“C’est la faute à Démosthène”, livre de Dominique Grandmont lu par Jean-Claude Leroy

« Je suis encore vivant, peut-être, ce n’est pas à moi de le dire. » [p. 42]

Champion du plaidoyer, Démosthène ne peut être défendu par un autre que lui-même, fût-ce devant le tribunal de l’Histoire. Au reste, si quelque temps elle chancela, sa postérité reprit peu à peu sa bonne place, qu’elle occupe encore. Et aujourd’hui, connaissant la même langue, un fin poète s’aventure à lui prêter son corps.
Dominique Grandmont est sans doute connu pour ses traductions (Constantin Cavafis, Yannis Ritsos, ou encore, depuis le tchèque : Vladimir Holan et Jaroslav Seifert) par des lecteurs qui ne lisent pas toujours sa poésie, ses proses. Et pourtant ! Par exemple, ce nouveau texte que publient bellement les éditions La Barque tient de la gageure. Faire entendre la voix du meilleur des parleurs, qui avait une épaule trop basse et dont surtout le bégaiement affligeait naturellement l’élocution, mais dont chaque prise de parole emportait l’auditoire, le morceau.

Texte intense à divers titres, C’est la faute à Démosthène, redonne la perception d’un homme extraordinairement lucide sur son temps et sur ce qu’il est en train d’y vivre, même si sa propre personne ne lui importe pas vraiment, car il lui préfère, y étant attaché viscéralement, le corps de la cité s’inscrivant dans un devenir qu’il entrevoit et considère.
C’est ici à partir de la douceur d’un paysage que ce corps prend vie à chaque instant. Dominique Grandmont connaît bien l’île de Poros (il l’évoque longuement dans son récit Un homme de plus [éd. La Barque, 2019]) autrefois appelée île de Calaurie. Démosthène s’y était réfugié jadis, tandis qu’aujourd’hui une autre voix, la sienne, se raconte dans le quotidien presque idéal de la douceur grecque : le soleil, le vin, la nourriture, le bain !

« J’y salue ce soleil de l’aube. Quant à ces poissons que j’allais retrouver en me baignant près du canal, ils s’ensablent toujours sous les pieds plus vite qu’on ne marche dans l’eau, mais ils ne vous quittent pas d’un pouce. Ce n’était pas pour se défendre. C’est leur position d’attaque. Leur mutisme était éloquent, leur vitesse égale à la lumière. Ils étaient sur leur terrain, et j’allais prendre modèle sur eux. Pour sortir du piège, il me suffirait d’attirer mon tragédien de la scène jusqu’au prétoire, dans une enceinte où la vérité pour finir cesserait d’être un rôle. » [p. 24]

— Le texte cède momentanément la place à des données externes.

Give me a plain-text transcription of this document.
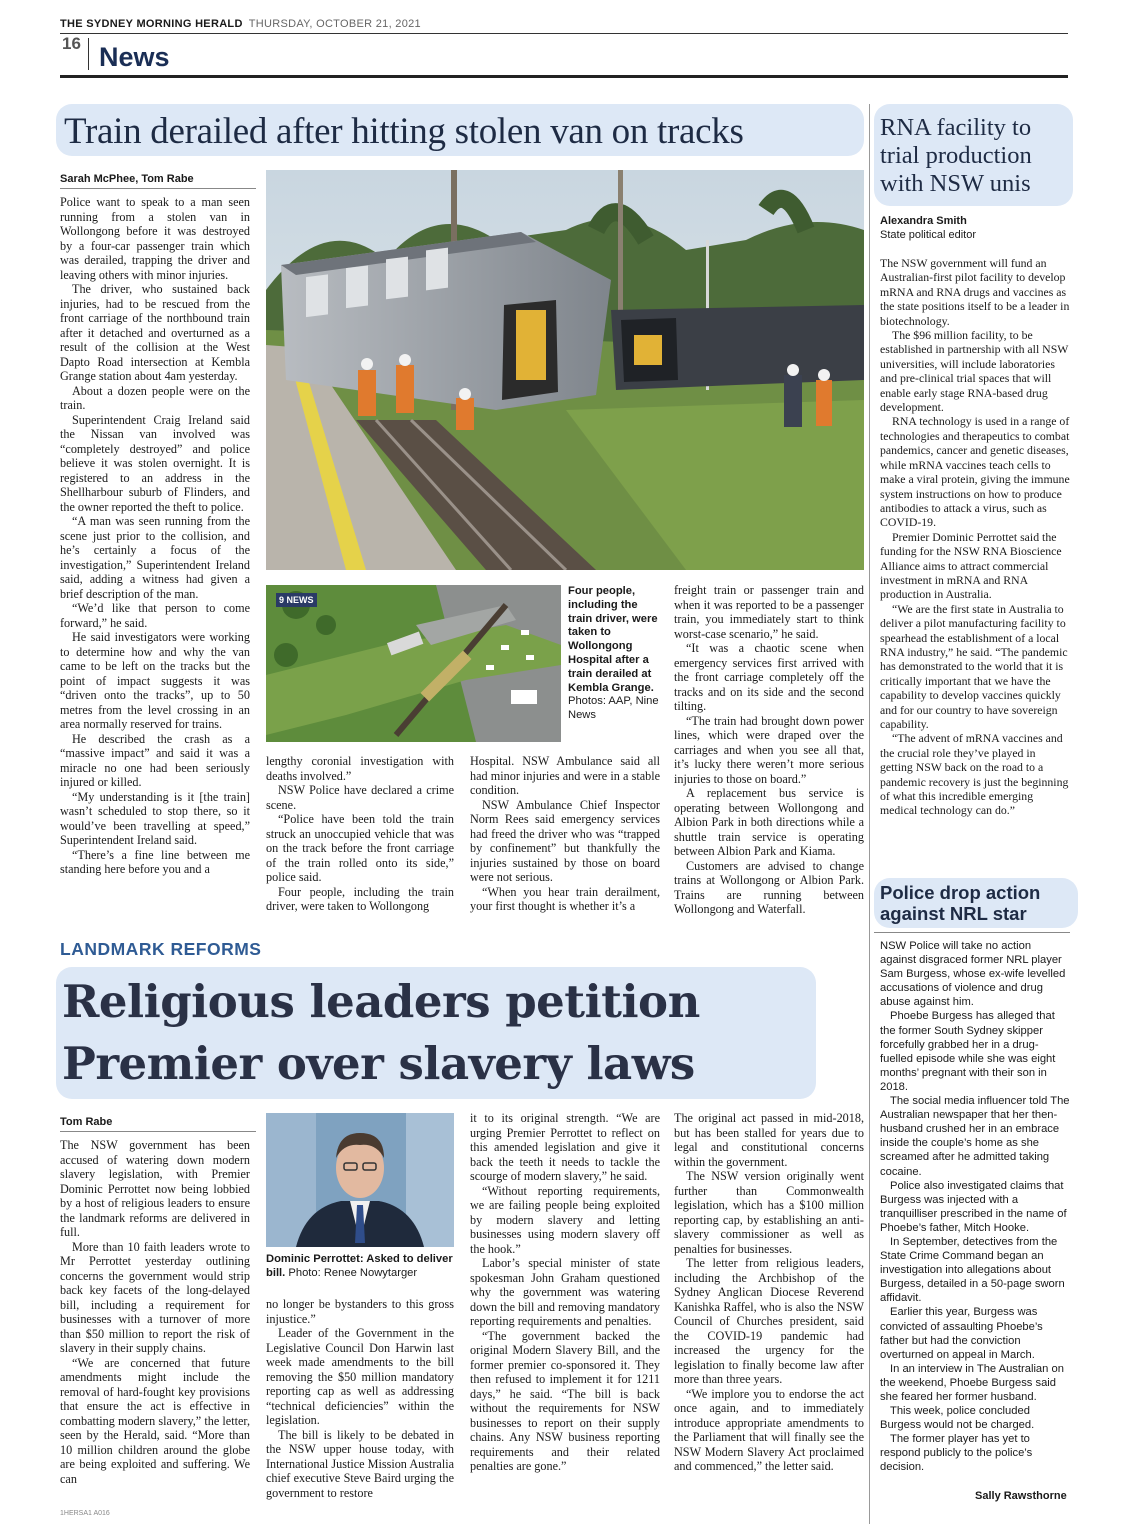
THE SYDNEY MORNING HERALD THURSDAY, OCTOBER 21, 2021
16 News
Train derailed after hitting stolen van on tracks
Sarah McPhee, Tom Rabe

Police want to speak to a man seen running from a stolen van in Wollongong before it was destroyed by a four-car passenger train which was derailed, trapping the driver and leaving others with minor injuries.

The driver, who sustained back injuries, had to be rescued from the front carriage of the northbound train after it detached and overturned as a result of the collision at the West Dapto Road intersection at Kembla Grange station about 4am yesterday.

About a dozen people were on the train.

Superintendent Craig Ireland said the Nissan van involved was “completely destroyed” and police believe it was stolen overnight. It is registered to an address in the Shellharbour suburb of Flinders, and the owner reported the theft to police.

“A man was seen running from the scene just prior to the collision, and he’s certainly a focus of the investigation,” Superintendent Ireland said, adding a witness had given a brief description of the man.

“We’d like that person to come forward,” he said.

He said investigators were working to determine how and why the van came to be left on the tracks but the point of impact suggests it was “driven onto the tracks”, up to 50 metres from the level crossing in an area normally reserved for trains.

He described the crash as a “massive impact” and said it was a miracle no one had been seriously injured or killed.

“My understanding is it [the train] wasn’t scheduled to stop there, so it would’ve been travelling at speed,” Superintendent Ireland said.

“There’s a fine line between me standing here before you and a

9 NEWS
Four people, including the train driver, were taken to Wollongong Hospital after a train derailed at Kembla Grange. Photos: AAP, Nine News

lengthy coronial investigation with deaths involved.”

NSW Police have declared a crime scene.

“Police have been told the train struck an unoccupied vehicle that was on the track before the front carriage of the train rolled onto its side,” police said.

Four people, including the train driver, were taken to Wollongong

Hospital. NSW Ambulance said all had minor injuries and were in a stable condition.

NSW Ambulance Chief Inspector Norm Rees said emergency services had freed the driver who was “trapped by confinement” but thankfully the injuries sustained by those on board were not serious.

“When you hear train derailment, your first thought is whether it’s a

freight train or passenger train and when it was reported to be a passenger train, you immediately start to think worst-case scenario,” he said.

“It was a chaotic scene when emergency services first arrived with the front carriage completely off the tracks and on its side and the second tilting.

“The train had brought down power lines, which were draped over the carriages and when you see all that, it’s lucky there weren’t more serious injuries to those on board.”

A replacement bus service is operating between Wollongong and Albion Park in both directions while a shuttle train service is operating between Albion Park and Kiama.

Customers are advised to change trains at Wollongong or Albion Park. Trains are running between Wollongong and Waterfall.

RNA facility to trial production with NSW unis
Alexandra Smith
State political editor

The NSW government will fund an Australian-first pilot facility to develop mRNA and RNA drugs and vaccines as the state positions itself to be a leader in biotechnology.

The $96 million facility, to be established in partnership with all NSW universities, will include laboratories and pre-clinical trial spaces that will enable early stage RNA-based drug development.

RNA technology is used in a range of technologies and therapeutics to combat pandemics, cancer and genetic diseases, while mRNA vaccines teach cells to make a viral protein, giving the immune system instructions on how to produce antibodies to attack a virus, such as COVID-19.

Premier Dominic Perrottet said the funding for the NSW RNA Bioscience Alliance aims to attract commercial investment in mRNA and RNA production in Australia.

“We are the first state in Australia to deliver a pilot manufacturing facility to spearhead the establishment of a local RNA industry,” he said. “The pandemic has demonstrated to the world that it is critically important that we have the capability to develop vaccines quickly and for our country to have sovereign capability.

“The advent of mRNA vaccines and the crucial role they’ve played in getting NSW back on the road to a pandemic recovery is just the beginning of what this incredible emerging medical technology can do.”

Police drop action against NRL star

NSW Police will take no action against disgraced former NRL player Sam Burgess, whose ex-wife levelled accusations of violence and drug abuse against him.

Phoebe Burgess has alleged that the former South Sydney skipper forcefully grabbed her in a drug-fuelled episode while she was eight months’ pregnant with their son in 2018.

The social media influencer told The Australian newspaper that her then-husband crushed her in an embrace inside the couple’s home as she screamed after he admitted taking cocaine.

Police also investigated claims that Burgess was injected with a tranquilliser prescribed in the name of Phoebe’s father, Mitch Hooke.

In September, detectives from the State Crime Command began an investigation into allegations about Burgess, detailed in a 50-page sworn affidavit.

Earlier this year, Burgess was convicted of assaulting Phoebe’s father but had the conviction overturned on appeal in March.

In an interview in The Australian on the weekend, Phoebe Burgess said she feared her former husband.

This week, police concluded Burgess would not be charged.

The former player has yet to respond publicly to the police’s decision.

Sally Rawsthorne
LANDMARK REFORMS
Religious leaders petition
Premier over slavery laws
Tom Rabe

The NSW government has been accused of watering down modern slavery legislation, with Premier Dominic Perrottet now being lobbied by a host of religious leaders to ensure the landmark reforms are delivered in full.

More than 10 faith leaders wrote to Mr Perrottet yesterday outlining concerns the government would strip back key facets of the long-delayed bill, including a requirement for businesses with a turnover of more than $50 million to report the risk of slavery in their supply chains.

“We are concerned that future amendments might include the removal of hard-fought key provisions that ensure the act is effective in combatting modern slavery,” the letter, seen by the Herald, said. “More than 10 million children around the globe are being exploited and suffering. We can

Dominic Perrottet: Asked to deliver bill. Photo: Renee Nowytarger

no longer be bystanders to this gross injustice.”

Leader of the Government in the Legislative Council Don Harwin last week made amendments to the bill removing the $50 million mandatory reporting cap as well as addressing “technical deficiencies” within the legislation.

The bill is likely to be debated in the NSW upper house today, with International Justice Mission Australia chief executive Steve Baird urging the government to restore

it to its original strength. “We are urging Premier Perrottet to reflect on this amended legislation and give it back the teeth it needs to tackle the scourge of modern slavery,” he said.

“Without reporting requirements, we are failing people being exploited by modern slavery and letting businesses using modern slavery off the hook.”

Labor’s special minister of state spokesman John Graham questioned why the government was watering down the bill and removing mandatory reporting requirements and penalties.

“The government backed the original Modern Slavery Bill, and the former premier co-sponsored it. They then refused to implement it for 1211 days,” he said. “The bill is back without the requirements for NSW businesses to report on their supply chains. Any NSW business reporting requirements and their related penalties are gone.”

The original act passed in mid-2018, but has been stalled for years due to legal and constitutional concerns within the government.

The NSW version originally went further than Commonwealth legislation, which has a $100 million reporting cap, by establishing an anti-slavery commissioner as well as penalties for businesses.

The letter from religious leaders, including the Archbishop of the Sydney Anglican Diocese Reverend Kanishka Raffel, who is also the NSW Council of Churches president, said the COVID-19 pandemic had increased the urgency for the legislation to finally become law after more than three years.

“We implore you to endorse the act once again, and to immediately introduce appropriate amendments to the Parliament that will finally see the NSW Modern Slavery Act proclaimed and commenced,” the letter said.

1HERSA1 A016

On le sait, la passion politique imbibe la société grecque, laquelle doit accepter des ennemis trop puissants pour elle. Démosthène réveille les consciences, s’oppose à Philippe de Macédoine, le tyran qui domine son peuple. L’armée grecque est toutefois vaincue (bataille de Chéronnée, 338 av. J-C). Philippe assassiné (336 av. J-C), c’est son fils, Alexandre, qui lui succède, avant de conquérir la Perse et devenir le grand. Après avoir prôné la défiance, jugeant de la situation, Démosthène invite désormais à la prudence et même à se concilier Alexandre. Lui est alors reproché ce que certains considèrent comme une trahison. Après la mort de cet autre tyran exogène (323 av. J-C), les Grecs se soulèvent dans un mouvement de liberté, mais ils perdent décidément leur cruciale bataille (Crannon, 322 av. J-C), Athènes doit, de fait, renoncer à la démocratie.
Quant à Démosthène, puisque « le rien vaut mieux que le peu », il choisit de s’empoisonner pour échapper à ses ennemis. Et c’est donc, un possible ultime discours que nous restitue Dominique Grandmont, dans un geste d’écriture qui tient de la prouesse. En réalité, une adresse davantage tournée vers les dieux, Poséidon en premier lieu, que vers les hommes. Celui qui va mourir n’a rien à cacher, il livre les méandres de sa subtilité avant que de s’effondrer sans vie parmi ceux qui rêvent de le juger encore.

« Mon affaire était réglée, il n’y avait pas de quoi en faire une histoire. » [p. 38]

Jean-Claude Leroy

Dominique Grandmont, C’est la faute à Démosthène, éditions La Barque, 2022, 48 p. 14 €.